Флин с силой толкнул Руви вперед, пытаясь не повышать на нее голоса:

— Иди!

Молодые парни вприпрыжку бежали по высокой траве прямо к деревьям. У них был фонарик. Длинный белый луч искал беглецов, пронзая темноту.

— Что-нибудь видишь?

— Пока нет.

— У кого бутылка? Так бежим, что в горле пересохло.

— Что-нибудь видишь?

— Они где-то здесь!

Дыхание срывалось в глотках, ноги разрывали подлесок, подошвы топтали землю.

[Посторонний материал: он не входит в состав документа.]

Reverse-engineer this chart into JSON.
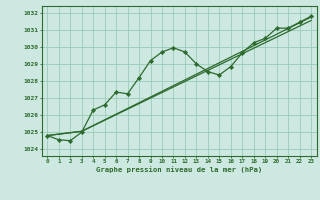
{
  "title": "Graphe pression niveau de la mer (hPa)",
  "background_color": "#cce8e0",
  "grid_color": "#99ccbb",
  "line_color": "#2d6a2d",
  "marker_color": "#2d6a2d",
  "xlim": [
    -0.5,
    23.5
  ],
  "ylim": [
    1023.6,
    1032.4
  ],
  "ytick_values": [
    1024,
    1025,
    1026,
    1027,
    1028,
    1029,
    1030,
    1031,
    1032
  ],
  "xtick_values": [
    0,
    1,
    2,
    3,
    4,
    5,
    6,
    7,
    8,
    9,
    10,
    11,
    12,
    13,
    14,
    15,
    16,
    17,
    18,
    19,
    20,
    21,
    22,
    23
  ],
  "xtick_labels": [
    "0",
    "1",
    "2",
    "3",
    "4",
    "5",
    "6",
    "7",
    "8",
    "9",
    "10",
    "11",
    "12",
    "13",
    "14",
    "15",
    "16",
    "17",
    "18",
    "19",
    "20",
    "21",
    "22",
    "23"
  ],
  "series1_x": [
    0,
    1,
    2,
    3,
    4,
    5,
    6,
    7,
    8,
    9,
    10,
    11,
    12,
    13,
    14,
    15,
    16,
    17,
    18,
    19,
    20,
    21,
    22,
    23
  ],
  "series1_y": [
    1024.8,
    1024.55,
    1024.5,
    1025.0,
    1026.3,
    1026.6,
    1027.35,
    1027.25,
    1028.2,
    1029.2,
    1029.7,
    1029.95,
    1029.7,
    1029.0,
    1028.55,
    1028.35,
    1028.85,
    1029.65,
    1030.25,
    1030.5,
    1031.1,
    1031.1,
    1031.45,
    1031.8
  ],
  "series2_x": [
    0,
    3,
    23
  ],
  "series2_y": [
    1024.8,
    1025.05,
    1031.55
  ],
  "series3_x": [
    0,
    3,
    23
  ],
  "series3_y": [
    1024.8,
    1025.05,
    1031.75
  ]
}
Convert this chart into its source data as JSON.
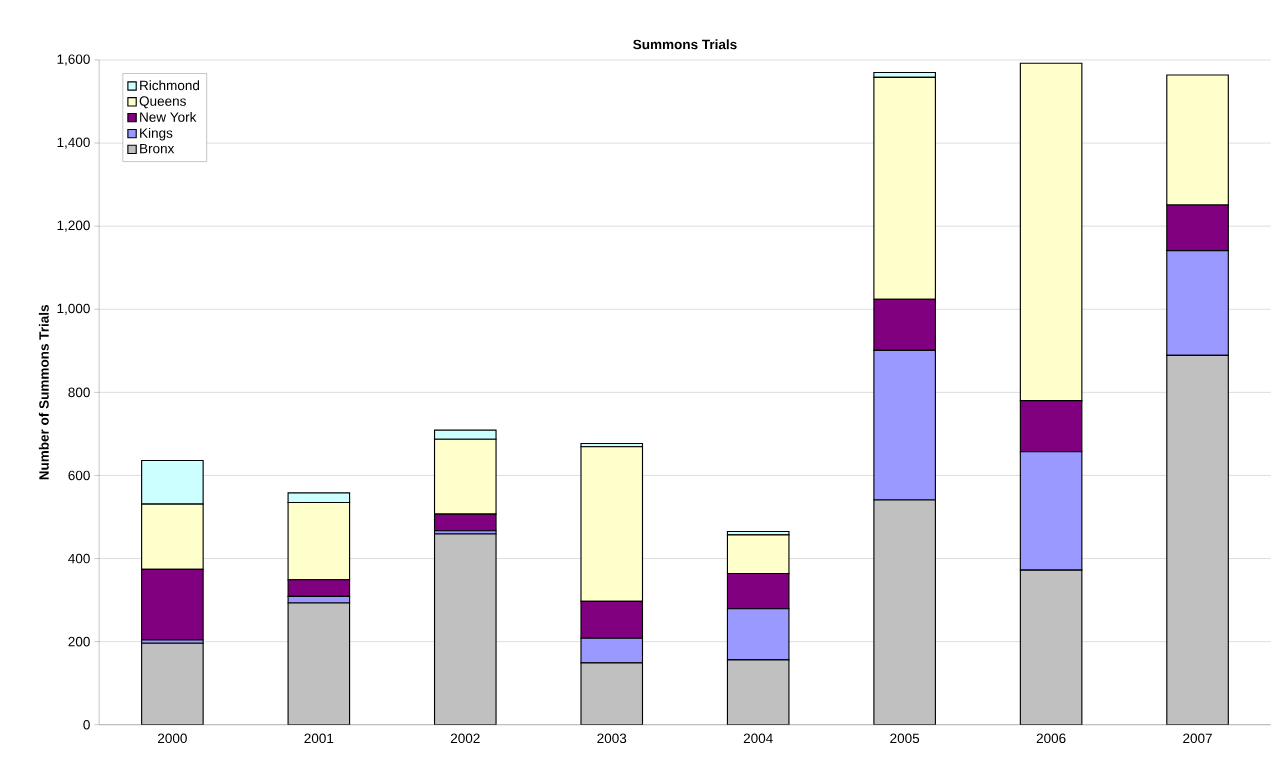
{
  "chart_data": {
    "type": "bar",
    "title": "Summons Trials",
    "ylabel": "Number of Summons Trials",
    "stacked": true,
    "grid": "y",
    "legend": "top left",
    "categories": [
      "2000",
      "2001",
      "2002",
      "2003",
      "2004",
      "2005",
      "2006",
      "2007"
    ],
    "ylim": [
      0,
      1600
    ],
    "yticks": [
      0,
      200,
      400,
      600,
      800,
      {
        "value": 1000,
        "label": "1,000"
      },
      {
        "value": 1200,
        "label": "1,200"
      },
      {
        "value": 1400,
        "label": "1,400"
      },
      {
        "value": 1600,
        "label": "1,600"
      }
    ],
    "series": [
      {
        "name": "Bronx",
        "color": "#c0c0c0",
        "values": [
          196,
          293,
          459,
          149,
          156,
          541,
          372,
          889
        ]
      },
      {
        "name": "Kings",
        "color": "#9999ff",
        "values": [
          8,
          16,
          8,
          59,
          123,
          360,
          285,
          252
        ]
      },
      {
        "name": "New York",
        "color": "#800080",
        "values": [
          170,
          40,
          40,
          89,
          85,
          123,
          123,
          110
        ]
      },
      {
        "name": "Queens",
        "color": "#ffffcc",
        "values": [
          157,
          186,
          180,
          372,
          93,
          534,
          812,
          313
        ]
      },
      {
        "name": "Richmond",
        "color": "#ccffff",
        "values": [
          105,
          23,
          22,
          8,
          8,
          12,
          0,
          0
        ]
      }
    ]
  }
}
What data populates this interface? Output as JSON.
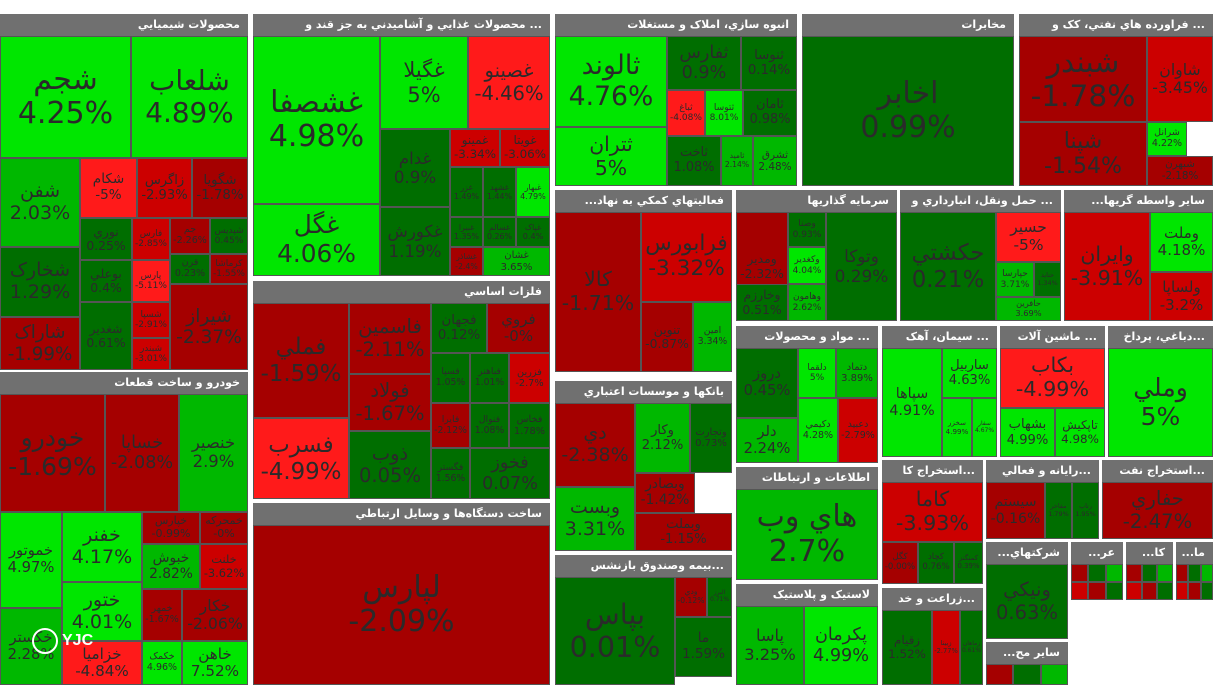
{
  "colors": {
    "strong_green": "#00e600",
    "green": "#00b800",
    "dark_green": "#006e00",
    "dark_red": "#a50000",
    "red": "#cc0000",
    "bright_red": "#ff1a1a",
    "header": "#707070"
  },
  "logo_text": "YJC",
  "chart_data": {
    "type": "treemap",
    "title": "",
    "sectors": [
      {
        "name": "محصولات شيميايي",
        "tiles": [
          {
            "symbol": "شلعاب",
            "change": "4.89%"
          },
          {
            "symbol": "شجم",
            "change": "4.25%"
          },
          {
            "symbol": "شفن",
            "change": "2.03%"
          },
          {
            "symbol": "شکام",
            "change": "-5%"
          },
          {
            "symbol": "شگويا",
            "change": "-1.78%"
          },
          {
            "symbol": "زاگرس",
            "change": "-2.93%"
          },
          {
            "symbol": "شخارک",
            "change": "1.29%"
          },
          {
            "symbol": "شاراک",
            "change": "-1.99%"
          },
          {
            "symbol": "نوري",
            "change": "0.25%"
          },
          {
            "symbol": "بوعلي",
            "change": "0.4%"
          },
          {
            "symbol": "فارس",
            "change": "-2.85%"
          },
          {
            "symbol": "پارس",
            "change": "-5.11%"
          },
          {
            "symbol": "شسپا",
            "change": "-2.91%"
          },
          {
            "symbol": "شبندر",
            "change": "-3.01%"
          },
          {
            "symbol": "شغدير",
            "change": "0.61%"
          },
          {
            "symbol": "جم",
            "change": "-2.26%"
          },
          {
            "symbol": "شپديس",
            "change": "0.45%"
          },
          {
            "symbol": "قرن",
            "change": "0.23%"
          },
          {
            "symbol": "کرماشا",
            "change": "-1.55%"
          },
          {
            "symbol": "شيراز",
            "change": "-2.37%"
          }
        ]
      },
      {
        "name": "محصولات غذايي و آشاميدني به جز قند و ...",
        "tiles": [
          {
            "symbol": "غشصفا",
            "change": "4.98%"
          },
          {
            "symbol": "غگل",
            "change": "4.06%"
          },
          {
            "symbol": "غگيلا",
            "change": "5%"
          },
          {
            "symbol": "غصينو",
            "change": "-4.46%"
          },
          {
            "symbol": "غدام",
            "change": "0.9%"
          },
          {
            "symbol": "غکورش",
            "change": "1.19%"
          },
          {
            "symbol": "غمينو",
            "change": "-3.34%"
          },
          {
            "symbol": "غويتا",
            "change": "-3.06%"
          },
          {
            "symbol": "غزر",
            "change": "1.49%"
          },
          {
            "symbol": "غشهد",
            "change": "1.44%"
          },
          {
            "symbol": "غبهار",
            "change": "4.79%"
          },
          {
            "symbol": "غبيرا",
            "change": "1.35%"
          },
          {
            "symbol": "غسالم",
            "change": "0.26%"
          },
          {
            "symbol": "غپاک",
            "change": "0.4%"
          },
          {
            "symbol": "غشاذر",
            "change": "-2.4%"
          },
          {
            "symbol": "غشان",
            "change": "3.65%"
          }
        ]
      },
      {
        "name": "انبوه سازي، املاک و مستغلات",
        "tiles": [
          {
            "symbol": "ثالوند",
            "change": "4.76%"
          },
          {
            "symbol": "ثتران",
            "change": "5%"
          },
          {
            "symbol": "ثفارس",
            "change": "0.9%"
          },
          {
            "symbol": "ثنوسا",
            "change": "0.14%"
          },
          {
            "symbol": "ثاخت",
            "change": "1.08%"
          },
          {
            "symbol": "ثباغ",
            "change": "-4.08%"
          },
          {
            "symbol": "ثتوسا",
            "change": "8.01%"
          },
          {
            "symbol": "ثامان",
            "change": "0.98%"
          },
          {
            "symbol": "ثاميد",
            "change": "2.14%"
          },
          {
            "symbol": "ثشرق",
            "change": "2.48%"
          }
        ]
      },
      {
        "name": "مخابرات",
        "tiles": [
          {
            "symbol": "اخابر",
            "change": "0.99%"
          }
        ]
      },
      {
        "name": "فراورده هاي نفتي، کک و ...",
        "tiles": [
          {
            "symbol": "شبندر",
            "change": "-1.78%"
          },
          {
            "symbol": "شاوان",
            "change": "-3.45%"
          },
          {
            "symbol": "شپنا",
            "change": "-1.54%"
          },
          {
            "symbol": "شرانل",
            "change": "4.22%"
          },
          {
            "symbol": "شبهرن",
            "change": "-2.18%"
          }
        ]
      },
      {
        "name": "...فعاليتهاي کمکي به نهاد",
        "tiles": [
          {
            "symbol": "کالا",
            "change": "-1.71%"
          },
          {
            "symbol": "فرابورس",
            "change": "-3.32%"
          },
          {
            "symbol": "تنوين",
            "change": "-0.87%"
          },
          {
            "symbol": "امين",
            "change": "3.34%"
          }
        ]
      },
      {
        "name": "سرمايه گذاريها",
        "tiles": [
          {
            "symbol": "ومدير",
            "change": "-2.32%"
          },
          {
            "symbol": "وصنا",
            "change": "0.93%"
          },
          {
            "symbol": "وکغدير",
            "change": "4.04%"
          },
          {
            "symbol": "وخارزم",
            "change": "0.51%"
          },
          {
            "symbol": "وهامون",
            "change": "2.62%"
          },
          {
            "symbol": "وتوکا",
            "change": "0.29%"
          }
        ]
      },
      {
        "name": "حمل ونقل، انبارداري و ...",
        "tiles": [
          {
            "symbol": "حکشتي",
            "change": "0.21%"
          },
          {
            "symbol": "حسير",
            "change": "-5%"
          },
          {
            "symbol": "حپارسا",
            "change": "3.71%"
          },
          {
            "symbol": "حتايد",
            "change": "1.34%"
          },
          {
            "symbol": "حافرين",
            "change": "3.69%"
          }
        ]
      },
      {
        "name": "...ساير واسطه گريها",
        "tiles": [
          {
            "symbol": "وايران",
            "change": "-3.91%"
          },
          {
            "symbol": "وملت",
            "change": "4.18%"
          },
          {
            "symbol": "ولساپا",
            "change": "-3.2%"
          }
        ]
      },
      {
        "name": "فلزات اساسي",
        "tiles": [
          {
            "symbol": "فملي",
            "change": "-1.59%"
          },
          {
            "symbol": "فاسمين",
            "change": "-2.11%"
          },
          {
            "symbol": "فولاد",
            "change": "-1.67%"
          },
          {
            "symbol": "فسرب",
            "change": "-4.99%"
          },
          {
            "symbol": "ذوب",
            "change": "0.05%"
          },
          {
            "symbol": "فجهان",
            "change": "0.12%"
          },
          {
            "symbol": "فروي",
            "change": "-0%"
          },
          {
            "symbol": "فسپا",
            "change": "1.05%"
          },
          {
            "symbol": "فباهنر",
            "change": "1.01%"
          },
          {
            "symbol": "فزرين",
            "change": "-2.7%"
          },
          {
            "symbol": "فايرا",
            "change": "-2.12%"
          },
          {
            "symbol": "فنوال",
            "change": "1.08%"
          },
          {
            "symbol": "فخاس",
            "change": "1.78%"
          },
          {
            "symbol": "فگستر",
            "change": "1.56%"
          },
          {
            "symbol": "فخوز",
            "change": "0.07%"
          }
        ]
      },
      {
        "name": "خودرو و ساخت قطعات",
        "tiles": [
          {
            "symbol": "خودرو",
            "change": "-1.69%"
          },
          {
            "symbol": "خساپا",
            "change": "-2.08%"
          },
          {
            "symbol": "خنصير",
            "change": "2.9%"
          },
          {
            "symbol": "خموتور",
            "change": "4.97%"
          },
          {
            "symbol": "خفنر",
            "change": "4.17%"
          },
          {
            "symbol": "ختور",
            "change": "4.01%"
          },
          {
            "symbol": "خپارس",
            "change": "-0.99%"
          },
          {
            "symbol": "خمحرکه",
            "change": "-0%"
          },
          {
            "symbol": "خبوش",
            "change": "2.82%"
          },
          {
            "symbol": "خلنت",
            "change": "-3.62%"
          },
          {
            "symbol": "خگستر",
            "change": "2.28%"
          },
          {
            "symbol": "خزامیا",
            "change": "-4.84%"
          },
          {
            "symbol": "خکمک",
            "change": "4.96%"
          },
          {
            "symbol": "خمهر",
            "change": "-1.67%"
          },
          {
            "symbol": "خکار",
            "change": "-2.06%"
          },
          {
            "symbol": "خاهن",
            "change": "7.52%"
          }
        ]
      },
      {
        "name": "ساخت دستگاه‌ها و وسايل ارتباطي",
        "tiles": [
          {
            "symbol": "لپارس",
            "change": "-2.09%"
          }
        ]
      },
      {
        "name": "مواد و محصولات ...",
        "tiles": [
          {
            "symbol": "دروز",
            "change": "0.45%"
          },
          {
            "symbol": "دلر",
            "change": "2.24%"
          },
          {
            "symbol": "دلقما",
            "change": "5%"
          },
          {
            "symbol": "دتماد",
            "change": "3.89%"
          },
          {
            "symbol": "دکيمي",
            "change": "4.28%"
          },
          {
            "symbol": "دعبيد",
            "change": "-2.79%"
          }
        ]
      },
      {
        "name": "سيمان، آهک ...",
        "tiles": [
          {
            "symbol": "سپاها",
            "change": "4.91%"
          },
          {
            "symbol": "ساربيل",
            "change": "4.63%"
          },
          {
            "symbol": "سخزر",
            "change": "4.99%"
          },
          {
            "symbol": "سفار",
            "change": "4.67%"
          }
        ]
      },
      {
        "name": "ماشين آلات ...",
        "tiles": [
          {
            "symbol": "بکاب",
            "change": "-4.99%"
          },
          {
            "symbol": "بشهاب",
            "change": "4.99%"
          },
          {
            "symbol": "تاپکيش",
            "change": "4.98%"
          }
        ]
      },
      {
        "name": "دباغي، پرداخ...",
        "tiles": [
          {
            "symbol": "وملي",
            "change": "5%"
          }
        ]
      },
      {
        "name": "بانکها و موسسات اعتباري",
        "tiles": [
          {
            "symbol": "دي",
            "change": "-2.38%"
          },
          {
            "symbol": "وبست",
            "change": "3.31%"
          },
          {
            "symbol": "وکار",
            "change": "2.12%"
          },
          {
            "symbol": "وتجارت",
            "change": "0.73%"
          },
          {
            "symbol": "وبصادر",
            "change": "-1.42%"
          },
          {
            "symbol": "وبملت",
            "change": "-1.15%"
          }
        ]
      },
      {
        "name": "اطلاعات و ارتباطات",
        "tiles": [
          {
            "symbol": "هاي وب",
            "change": "2.7%"
          }
        ]
      },
      {
        "name": "استخراج کا...",
        "tiles": [
          {
            "symbol": "کاما",
            "change": "-3.93%"
          },
          {
            "symbol": "کگل",
            "change": "-0.00%"
          },
          {
            "symbol": "کچاد",
            "change": "0.76%"
          },
          {
            "symbol": "کمنگنز",
            "change": "0.39%"
          }
        ]
      },
      {
        "name": "رايانه و فعالي...",
        "tiles": [
          {
            "symbol": "سيستم",
            "change": "-0.16%"
          },
          {
            "symbol": "مفاخر",
            "change": "1.79%"
          },
          {
            "symbol": "رتاپ",
            "change": "1.95%"
          }
        ]
      },
      {
        "name": "استخراج نفت...",
        "tiles": [
          {
            "symbol": "حفاري",
            "change": "-2.47%"
          }
        ]
      },
      {
        "name": "بيمه وصندوق بازنشس...",
        "tiles": [
          {
            "symbol": "بپاس",
            "change": "0.01%"
          },
          {
            "symbol": "ودي",
            "change": "-0.12%"
          },
          {
            "symbol": "البرز",
            "change": "0.71%"
          },
          {
            "symbol": "ما",
            "change": "1.59%"
          }
        ]
      },
      {
        "name": "لاستيک و پلاستيک",
        "tiles": [
          {
            "symbol": "پاسا",
            "change": "3.25%"
          },
          {
            "symbol": "پکرمان",
            "change": "4.99%"
          }
        ]
      },
      {
        "name": "زراعت و خد...",
        "tiles": [
          {
            "symbol": "زقيام",
            "change": "1.52%"
          },
          {
            "symbol": "زبينا",
            "change": "-2.77%"
          },
          {
            "symbol": "زماهان",
            "change": "0.61%"
          }
        ]
      },
      {
        "name": "...شرکتهاي",
        "tiles": [
          {
            "symbol": "ونيکي",
            "change": "0.63%"
          }
        ]
      },
      {
        "name": "...عر",
        "tiles": []
      },
      {
        "name": "...کا",
        "tiles": []
      },
      {
        "name": "...ما",
        "tiles": []
      },
      {
        "name": "...ساير مح",
        "tiles": []
      }
    ]
  }
}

— Ах ты, дьявол, я это выясню! Уж я это выясню, раз взялся!

— Что это ты собрался выяснить?

— Да правда ли, что они яйца кладут, или нет!

Хохот.

— Да у кого эта чертова бутылка?

— Погодите минутку, эй, все сюда, поверните фонарик назад: я слышу, как эти сволочи шевелятся!

— Эй!

Флин повернулся, расправил плечи, становясь между парнями и Руви. Один из парней направил фонарик прямо ему в лицо. Флин не мог их ясно разглядеть, но услышал голос того, которого называли Джедом. Этот голос обращался к нему:

— То-то, зеленка! Ты ведь так переживаешь, чтобы научить нас разным разностям, — несправедливо с нашей стороны брать и не отдавать ничего взамен, так что мы дадим тебе урок.

— Отпустите мою жену, — настойчиво потребовал Флин. — С ней у вас не было ссоры.

— Твою жену, ух ты! — присвистнул Джед. — Почем же мы знаем, что она твоя жена? Разве вы поженились здесь, по законам этой страны?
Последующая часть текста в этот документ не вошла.